A la maison de retraite Les Lilas à Carrières-sous-Poissy (Yvelines),
la vie s'écoule lentement, comme si de rien n'était. Depuis vendredi
pourtant, Yves Bocle, le directeur, propriété du groupe Korian (Medidep
/ Suren), leader sur le marché, est mis en examen pour « homicide
involontaire, usurpation d'un titre ou d'un diplôme et exercice illégal
de la médecine ». Cette mise en examen fait suite au décès
suspect, le 14 novembre, d'une des 110 pensionnaires, Henriette, 88 ans. L'homme
de 53 ans, à la tête de la résidence depuis un an, avait d'abord
été entendu jeudi et vendredi par les policiers du commissariat
de Carrières-sous-Poissy. Le nouveau directeur était, semble-t-il,
apprécié des familles. « C'était son premier poste
dans le groupe. Mais, en à peine un an, il a su insuffler à cet
établissement une dynamique positive », souligne Sylvie Guyard, la
directrice régionale du groupe. Egalement entendus, deux médecins
coordinateurs de l'établissement ne font, pour l'heure, pas l'objet de
poursuites. Hier, le groupe Korian - qui doit statuer sur le sort d'Yves Bocle
aujourd'hui - a annoncé qu'un directeur par intérim serait nommé
dans les jours à venir.
Des
signes de dénutrition et de déshydratation avancés ...
Les
faits reprochés sont terrifiants.
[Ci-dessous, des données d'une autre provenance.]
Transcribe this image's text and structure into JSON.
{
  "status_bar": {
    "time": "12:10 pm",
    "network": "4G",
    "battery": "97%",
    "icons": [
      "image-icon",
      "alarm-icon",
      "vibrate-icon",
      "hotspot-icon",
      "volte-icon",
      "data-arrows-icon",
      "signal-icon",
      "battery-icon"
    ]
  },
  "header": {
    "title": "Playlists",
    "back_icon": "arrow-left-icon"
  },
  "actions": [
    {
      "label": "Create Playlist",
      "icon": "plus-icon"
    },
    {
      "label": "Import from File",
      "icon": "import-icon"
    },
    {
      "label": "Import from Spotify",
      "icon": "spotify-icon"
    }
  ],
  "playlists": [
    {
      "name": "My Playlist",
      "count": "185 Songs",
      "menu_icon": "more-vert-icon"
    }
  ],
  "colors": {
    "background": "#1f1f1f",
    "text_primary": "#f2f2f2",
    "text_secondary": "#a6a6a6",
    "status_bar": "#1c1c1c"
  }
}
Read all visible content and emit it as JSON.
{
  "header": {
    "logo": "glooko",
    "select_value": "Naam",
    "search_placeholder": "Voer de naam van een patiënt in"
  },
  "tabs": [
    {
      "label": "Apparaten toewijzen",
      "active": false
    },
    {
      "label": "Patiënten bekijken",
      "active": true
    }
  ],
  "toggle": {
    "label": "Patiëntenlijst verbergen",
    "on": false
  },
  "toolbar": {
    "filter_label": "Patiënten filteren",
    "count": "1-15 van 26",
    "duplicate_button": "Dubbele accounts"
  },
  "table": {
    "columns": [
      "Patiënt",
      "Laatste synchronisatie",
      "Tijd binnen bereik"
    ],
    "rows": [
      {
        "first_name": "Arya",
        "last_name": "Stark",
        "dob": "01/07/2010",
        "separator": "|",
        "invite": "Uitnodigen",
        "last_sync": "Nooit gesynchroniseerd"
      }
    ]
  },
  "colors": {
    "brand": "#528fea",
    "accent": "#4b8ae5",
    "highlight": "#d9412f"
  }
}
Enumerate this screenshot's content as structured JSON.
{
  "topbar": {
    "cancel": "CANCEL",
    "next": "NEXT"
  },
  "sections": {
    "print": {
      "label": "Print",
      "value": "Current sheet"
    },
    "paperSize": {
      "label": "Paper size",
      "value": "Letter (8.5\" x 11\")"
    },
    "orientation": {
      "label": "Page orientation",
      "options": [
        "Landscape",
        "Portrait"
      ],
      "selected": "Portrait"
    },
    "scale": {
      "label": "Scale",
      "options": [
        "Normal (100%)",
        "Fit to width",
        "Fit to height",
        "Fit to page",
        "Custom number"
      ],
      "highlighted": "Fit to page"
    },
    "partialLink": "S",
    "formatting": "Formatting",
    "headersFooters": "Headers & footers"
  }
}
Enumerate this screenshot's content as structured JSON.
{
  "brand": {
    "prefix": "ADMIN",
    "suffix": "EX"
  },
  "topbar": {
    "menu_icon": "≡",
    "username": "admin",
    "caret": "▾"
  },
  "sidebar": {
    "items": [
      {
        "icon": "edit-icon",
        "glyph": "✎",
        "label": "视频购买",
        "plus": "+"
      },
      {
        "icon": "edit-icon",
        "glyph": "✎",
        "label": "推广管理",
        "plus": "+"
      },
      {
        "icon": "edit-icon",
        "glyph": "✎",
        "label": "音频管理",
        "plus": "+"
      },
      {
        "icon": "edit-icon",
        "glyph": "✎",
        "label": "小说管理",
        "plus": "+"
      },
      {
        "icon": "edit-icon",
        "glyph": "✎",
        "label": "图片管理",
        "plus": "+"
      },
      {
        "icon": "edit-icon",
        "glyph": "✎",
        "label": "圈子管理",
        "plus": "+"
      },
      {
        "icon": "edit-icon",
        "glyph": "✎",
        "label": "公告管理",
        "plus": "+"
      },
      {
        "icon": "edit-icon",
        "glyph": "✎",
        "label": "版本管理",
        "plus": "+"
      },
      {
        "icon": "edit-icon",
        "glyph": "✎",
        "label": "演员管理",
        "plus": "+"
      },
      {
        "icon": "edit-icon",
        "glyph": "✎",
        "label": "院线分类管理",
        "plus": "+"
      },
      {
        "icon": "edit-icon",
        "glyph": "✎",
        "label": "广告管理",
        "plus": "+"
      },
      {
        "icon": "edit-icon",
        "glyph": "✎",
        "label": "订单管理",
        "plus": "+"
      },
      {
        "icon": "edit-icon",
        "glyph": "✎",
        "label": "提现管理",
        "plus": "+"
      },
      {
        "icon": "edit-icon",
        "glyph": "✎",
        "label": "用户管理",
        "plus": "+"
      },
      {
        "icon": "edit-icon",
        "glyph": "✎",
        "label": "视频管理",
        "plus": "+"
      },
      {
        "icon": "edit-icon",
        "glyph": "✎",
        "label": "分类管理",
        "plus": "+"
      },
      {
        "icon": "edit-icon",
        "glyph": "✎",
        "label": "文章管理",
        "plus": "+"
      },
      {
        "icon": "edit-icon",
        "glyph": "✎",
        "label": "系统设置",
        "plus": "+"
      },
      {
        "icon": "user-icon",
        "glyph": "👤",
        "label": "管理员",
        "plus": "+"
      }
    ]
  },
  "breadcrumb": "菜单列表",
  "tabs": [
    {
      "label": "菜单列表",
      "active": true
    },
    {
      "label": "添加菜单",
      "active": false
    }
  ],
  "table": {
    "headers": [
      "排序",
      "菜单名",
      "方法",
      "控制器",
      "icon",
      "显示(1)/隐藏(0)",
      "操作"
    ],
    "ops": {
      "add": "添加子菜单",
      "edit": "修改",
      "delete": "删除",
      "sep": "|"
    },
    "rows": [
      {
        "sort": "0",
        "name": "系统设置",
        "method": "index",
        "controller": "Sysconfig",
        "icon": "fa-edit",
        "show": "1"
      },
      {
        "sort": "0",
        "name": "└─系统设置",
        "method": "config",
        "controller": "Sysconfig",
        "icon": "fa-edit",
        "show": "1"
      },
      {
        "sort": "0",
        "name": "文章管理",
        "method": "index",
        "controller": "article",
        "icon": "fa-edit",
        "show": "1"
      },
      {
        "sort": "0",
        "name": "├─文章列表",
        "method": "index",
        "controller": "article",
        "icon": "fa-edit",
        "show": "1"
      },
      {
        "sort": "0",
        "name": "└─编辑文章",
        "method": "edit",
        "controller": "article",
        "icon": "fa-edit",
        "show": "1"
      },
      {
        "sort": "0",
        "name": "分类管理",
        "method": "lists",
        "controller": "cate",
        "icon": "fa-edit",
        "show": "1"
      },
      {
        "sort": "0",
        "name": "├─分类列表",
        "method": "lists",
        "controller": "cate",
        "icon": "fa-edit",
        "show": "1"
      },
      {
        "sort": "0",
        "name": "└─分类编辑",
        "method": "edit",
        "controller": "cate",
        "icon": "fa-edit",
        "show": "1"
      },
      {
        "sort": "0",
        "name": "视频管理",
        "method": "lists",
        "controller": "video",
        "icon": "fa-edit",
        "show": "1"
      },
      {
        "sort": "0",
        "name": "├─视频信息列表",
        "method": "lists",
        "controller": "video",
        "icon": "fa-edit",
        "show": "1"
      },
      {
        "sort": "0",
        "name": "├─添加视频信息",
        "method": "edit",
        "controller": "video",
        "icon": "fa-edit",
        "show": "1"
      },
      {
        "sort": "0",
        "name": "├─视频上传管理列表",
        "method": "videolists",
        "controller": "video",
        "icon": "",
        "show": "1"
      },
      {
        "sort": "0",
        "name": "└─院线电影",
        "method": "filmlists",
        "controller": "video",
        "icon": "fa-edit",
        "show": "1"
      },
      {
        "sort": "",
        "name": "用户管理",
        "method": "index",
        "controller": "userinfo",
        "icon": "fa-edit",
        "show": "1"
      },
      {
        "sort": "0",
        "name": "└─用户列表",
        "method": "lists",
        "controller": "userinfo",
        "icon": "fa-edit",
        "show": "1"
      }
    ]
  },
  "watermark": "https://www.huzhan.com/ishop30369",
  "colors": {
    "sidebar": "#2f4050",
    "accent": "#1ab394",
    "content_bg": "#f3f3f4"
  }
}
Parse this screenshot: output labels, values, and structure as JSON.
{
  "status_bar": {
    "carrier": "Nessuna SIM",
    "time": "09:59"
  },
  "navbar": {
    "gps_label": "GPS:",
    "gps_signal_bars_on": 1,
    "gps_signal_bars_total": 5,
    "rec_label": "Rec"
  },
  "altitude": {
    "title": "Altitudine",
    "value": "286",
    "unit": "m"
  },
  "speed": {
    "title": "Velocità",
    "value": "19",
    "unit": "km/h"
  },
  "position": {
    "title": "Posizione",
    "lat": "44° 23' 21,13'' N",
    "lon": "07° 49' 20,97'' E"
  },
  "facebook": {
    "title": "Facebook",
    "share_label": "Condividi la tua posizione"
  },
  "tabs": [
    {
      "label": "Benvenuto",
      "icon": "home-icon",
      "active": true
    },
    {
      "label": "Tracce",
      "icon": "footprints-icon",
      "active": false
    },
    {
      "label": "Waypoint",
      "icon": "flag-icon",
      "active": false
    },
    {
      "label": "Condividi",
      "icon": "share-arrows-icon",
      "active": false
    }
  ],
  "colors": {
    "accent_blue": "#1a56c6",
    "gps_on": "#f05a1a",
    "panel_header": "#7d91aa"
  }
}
L'autopsie de la retraitée révèle
de graves défauts de soins : si Henriette est décédée
de mort naturelle, une embolie pulmonaire, son corps présentait des signes
de dénutrition et de déshydratation avancés. Y a-t-il eu
maltraitance ? Henriette est-elle morte faute de soins ? Hier, le groupe Korian
refusait de commenter les faits : « Nous laissons la justice faire son travail.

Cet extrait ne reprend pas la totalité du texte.